Submitted to: Analytical Chemistry
Publication Type: Peer Reviewed Journal
Publication Acceptance Date: October 25, 2012
Publication Date: October 29, 2012
Repository URL: http://handle.nal.usda.gov/10113/56697
Citation: Cooper, B. 2012. The problem with peptide presumption and the downfall of target-decoy false discovery rates. Analytical Chemistry. 84:9663-9667. Interpretive Summary: Mass spectrometry is used to identify proteins in biological samples. Given a mixture of peptides derived from the proteins, the mass spectrometer produces a spectrum which can be interpreted by software. The software assigns a score that says if the spectrum is a particular peptide versus some other peptide or some other substance like a sugar, fatty acid or oil. It is necessary to apply a scientific-based threshold to determine the lower end of acceptability for scores. However, some scientists are now accepting lower than normal scores. This study shows how the acceptance of low scores leads to questionable scientific data. This study also shows that the reasoning used to justify low scores is based on whim. The purpose of this research is to encourage the development of standards that lead to better scientific data quality. These findings are important to scientists at universities, institutes, government agencies and companies who want to assign better confidence to the peptides and proteins they discover by mass spectrometry.
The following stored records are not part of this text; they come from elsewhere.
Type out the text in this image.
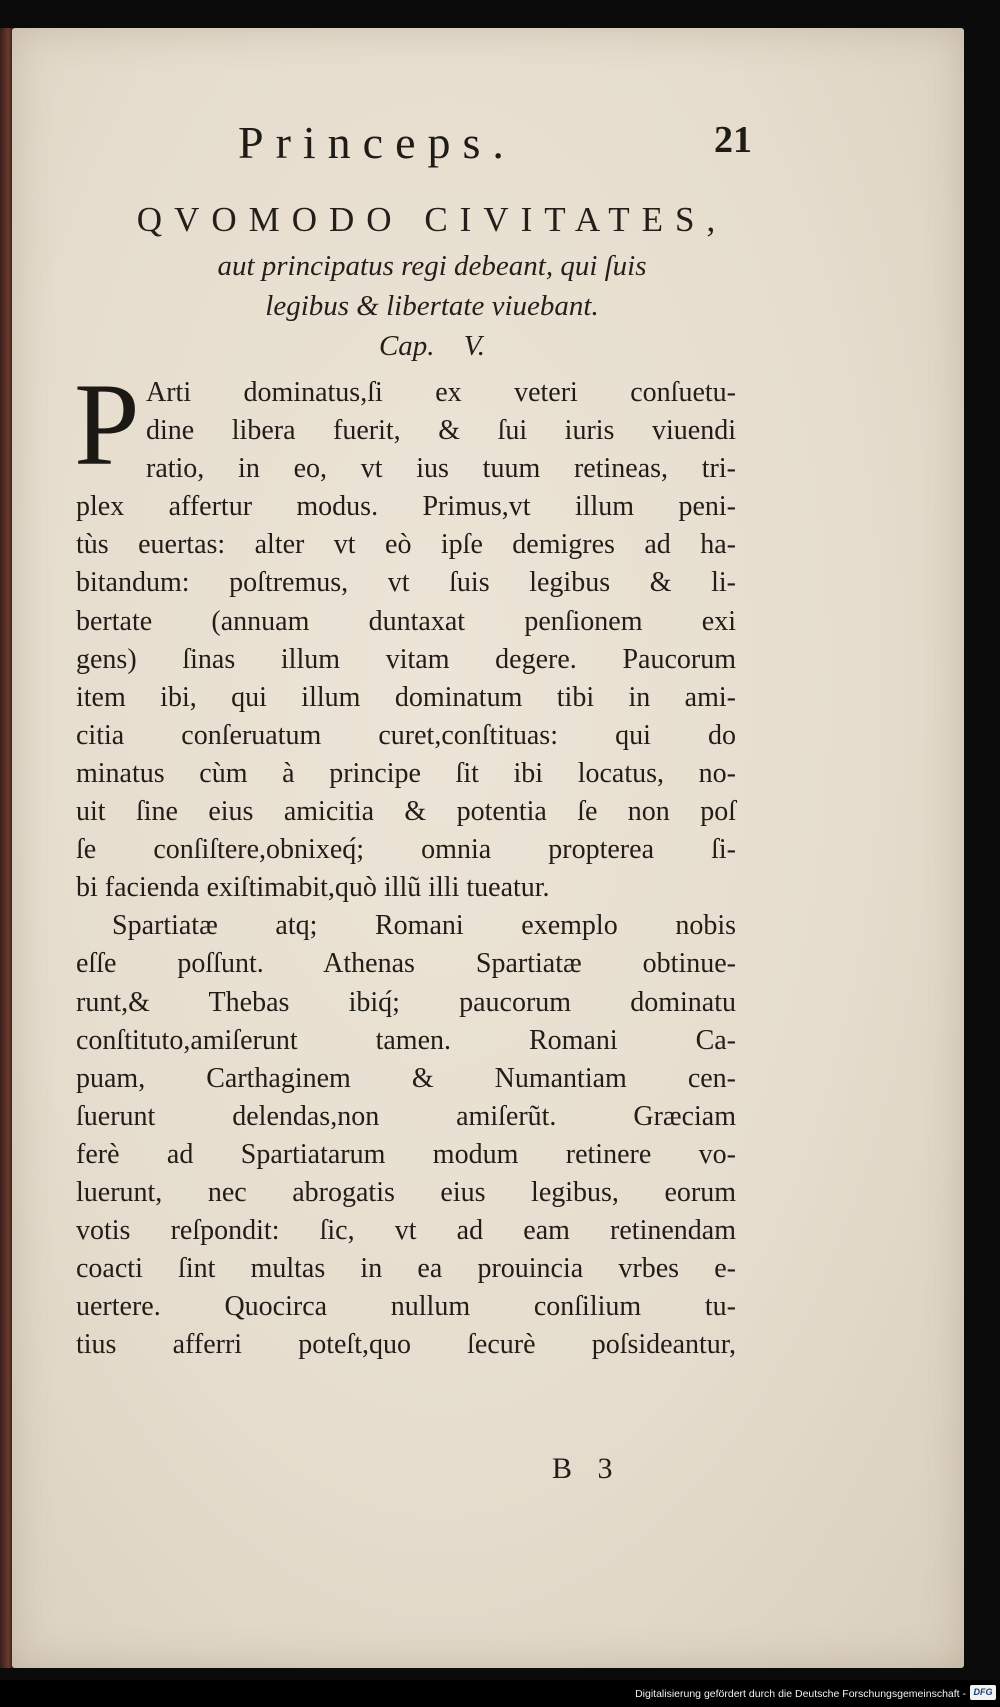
Princeps.	21
QVOMODO CIVITATES,
aut principatus regi debeant, qui ſuis
legibus & libertate viuebant.
Cap. V.
P Arti dominatus,ſi ex veteri conſuetu-
dine libera fuerit, & ſui iuris viuendi
ratio, in eo, vt ius tuum retineas, tri-
plex affertur modus. Primus,vt illum peni-
tùs euertas: alter vt eò ipſe demigres ad ha-
bitandum: poſtremus, vt ſuis legibus & li-
bertate (annuam duntaxat penſionem exi
gens) ſinas illum vitam degere. Paucorum
item ibi, qui illum dominatum tibi in ami-
citia conſeruatum curet,conſtituas: qui do
minatus cùm à principe ſit ibi locatus, no-
uit ſine eius amicitia & potentia ſe non poſ
ſe conſiſtere,obnixeq́; omnia propterea ſi-
bi facienda exiſtimabit,quò illũ illi tueatur.
Spartiatæ atq; Romani exemplo nobis
eſſe poſſunt. Athenas Spartiatæ obtinue-
runt,& Thebas ibiq́; paucorum dominatu
conſtituto,amiſerunt tamen. Romani Ca-
puam, Carthaginem & Numantiam cen-
ſuerunt delendas,non amiſerũt. Græciam
ferè ad Spartiatarum modum retinere vo-
luerunt, nec abrogatis eius legibus, eorum
votis reſpondit: ſic, vt ad eam retinendam
coacti ſint multas in ea prouincia vrbes e-
uertere. Quocirca nullum conſilium tu-
tius afferri poteſt,quo ſecurè poſsideantur,
B 3
Digitalisierung gefördert durch die Deutsche Forschungsgemeinschaft - DFG
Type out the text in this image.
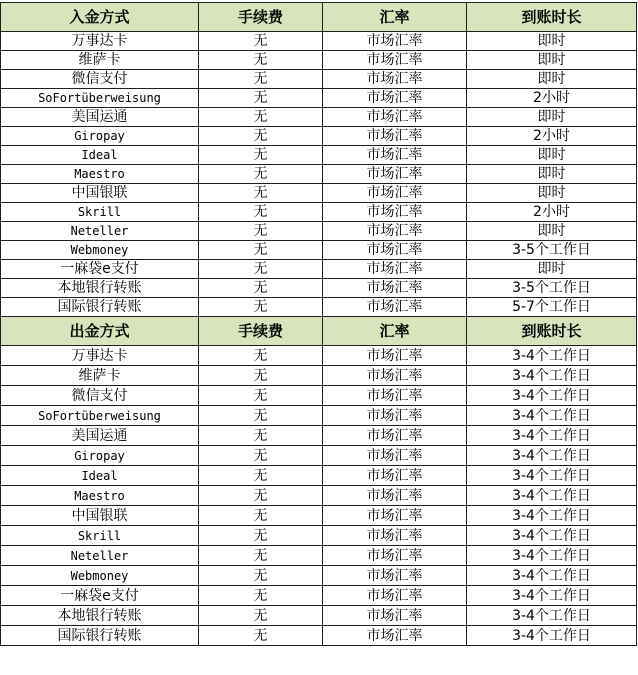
入金方式	手续费	汇率	到账时长
万事达卡	无	市场汇率	即时
维萨卡	无	市场汇率	即时
微信支付	无	市场汇率	即时
SoFortüberweisung	无	市场汇率	2小时
美国运通	无	市场汇率	即时
Giropay	无	市场汇率	2小时
Ideal	无	市场汇率	即时
Maestro	无	市场汇率	即时
中国银联	无	市场汇率	即时
Skrill	无	市场汇率	2小时
Neteller	无	市场汇率	即时
Webmoney	无	市场汇率	3-5个工作日
一麻袋e支付	无	市场汇率	即时
本地银行转账	无	市场汇率	3-5个工作日
国际银行转账	无	市场汇率	5-7个工作日
出金方式	手续费	汇率	到账时长
万事达卡	无	市场汇率	3-4个工作日
维萨卡	无	市场汇率	3-4个工作日
微信支付	无	市场汇率	3-4个工作日
SoFortüberweisung	无	市场汇率	3-4个工作日
美国运通	无	市场汇率	3-4个工作日
Giropay	无	市场汇率	3-4个工作日
Ideal	无	市场汇率	3-4个工作日
Maestro	无	市场汇率	3-4个工作日
中国银联	无	市场汇率	3-4个工作日
Skrill	无	市场汇率	3-4个工作日
Neteller	无	市场汇率	3-4个工作日
Webmoney	无	市场汇率	3-4个工作日
一麻袋e支付	无	市场汇率	3-4个工作日
本地银行转账	无	市场汇率	3-4个工作日
国际银行转账	无	市场汇率	3-4个工作日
Technical Abstract: In proteomics, peptide-tandem mass spectrum match scores and target-decoy database derived false discovery rates (FDR) are confidence indicators describing the quality of individual and sets of tandem mass spectrum matches. A user can impose a standard by prescribing a limit to these values, equivalent to drawing a line that separates better from poorer quality matches. As a result of setting narrower parent ion mass tolerances to reflect the better resolution of modern mass spectrometers, target-decoy derived FDRs can diminish. FDRs lowered this way consequently drive down the lower-limit for peptide-spectrum match score acceptance. Hence, data quality confidence appears to improve even while fragmentation evidence for some spectra remains weak. One negative outcome can be the presumed identification of peptides that do not exist. The options researchers have to improve proteomics data confidence are not panaceas, and there may be no satisfying solution as long as peptides are identified from a circumscribed list of proteins scientists wish to find.